O amor é um ataque novo contra o Sem Pernas, um que ele não conhece e com o qual não contava. Perante a bondade verdadeira – a gratuita, a que não passa por fazer favores a si ou a outros na esperança de conseguir qualquer coisa que não mais bondade ou mais amor –, perante essa bondade que o deixa fraco e vulnerável, a sua única arma é aquele ódio que sempre o fez forte, mas que agora se mostra inadequado. A raiva que o tornou tão seguro contra inimigos deixa-o desajeitado novamente: perante esta bondade, ele não tem armadura, não sabe sequer como combater. A estadia na casa da senhora bondosa é obviamente o inverso da experiência com os polícias: ela gosta dele, quer dar-lhe carinho, aceitá-lo e fazê-lo um dos seus. Mas nesta inversão, a vulnerabilidade em que ele é situado é a mesma: ele não tem armas perante aquela pessoa grande que o trata de um modo que ele não entende e não sabe sequer aceitar. Habituado a odiar toda a vida, o Sem Pernas não sabe fazer outra coisa porque não tem outras armas, muito menos aquelas com que se combate em tempos de tréguas. Assim, a bondade da senhora é para ele tão perigosa como a maldade dos polícias, porque ele se descobre igualmente vulnerável perante ambas. Se ao longo da vida aprendeu a combater com o seu ressentimento a animosidade dos outros, o carinho da senhora deixa-o desamparado e sem saber o que fazer. O Sem Pernas abandona a senhora e trai-a, fiel aos Capitães à superfície, mas no seu íntimo fiel ao seu ódio, à sua raiva. Essa armadura não o faz forte agora, porém, e ele chora de amargura. É frágil de novo.
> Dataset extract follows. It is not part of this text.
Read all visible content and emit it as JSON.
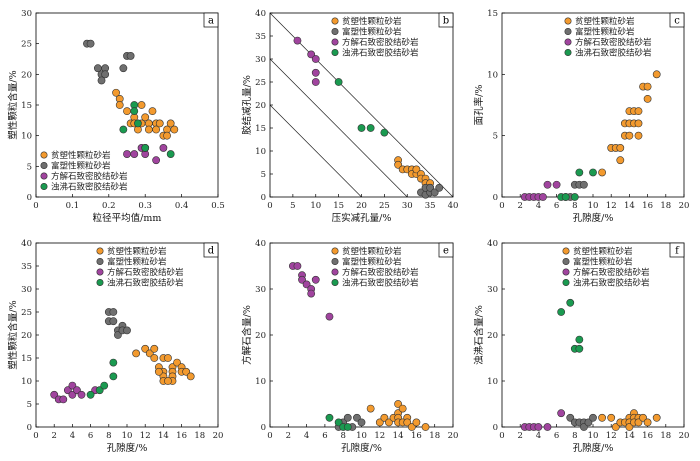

O Sem Pernas termina a sua vida fugindo da polícia. Encurralado entre os seus inimigos fardados e o precipício, ele escolhe lançar-se para o suicídio, para não deixar que o apanhem e o torturem de novo. É uma fuga ilusória. O episódio da casa da senhora bondosa mostra-nos que ele nunca escapou verdadeiramente àqueles que o maltrataram. Prisioneiro do seu ressentimento contra eles, o Sem Pernas foi incapaz de se libertar desse mundo de vingança e retribuição para habitar uma casa nova. Ainda assim, na amargura com que sofreu a traição que ele próprio praticou contra essa senhora que quis gostar dele, podemos descobrir que, no fim de contas, ele já se deixara apanhar, por um pouco que fosse, pelos bons sentimentos que nunca conheceu nem compreendeu. O drama do Sem Pernas, em suma, é o de ter sido sempre um prisioneiro: durante a maior parte da sua vida, prisioneiro dos seus inimigos e do seu próprio ódio. Mas num breve momento, prisioneiro também do amor e de quem apenas quis gostar dele.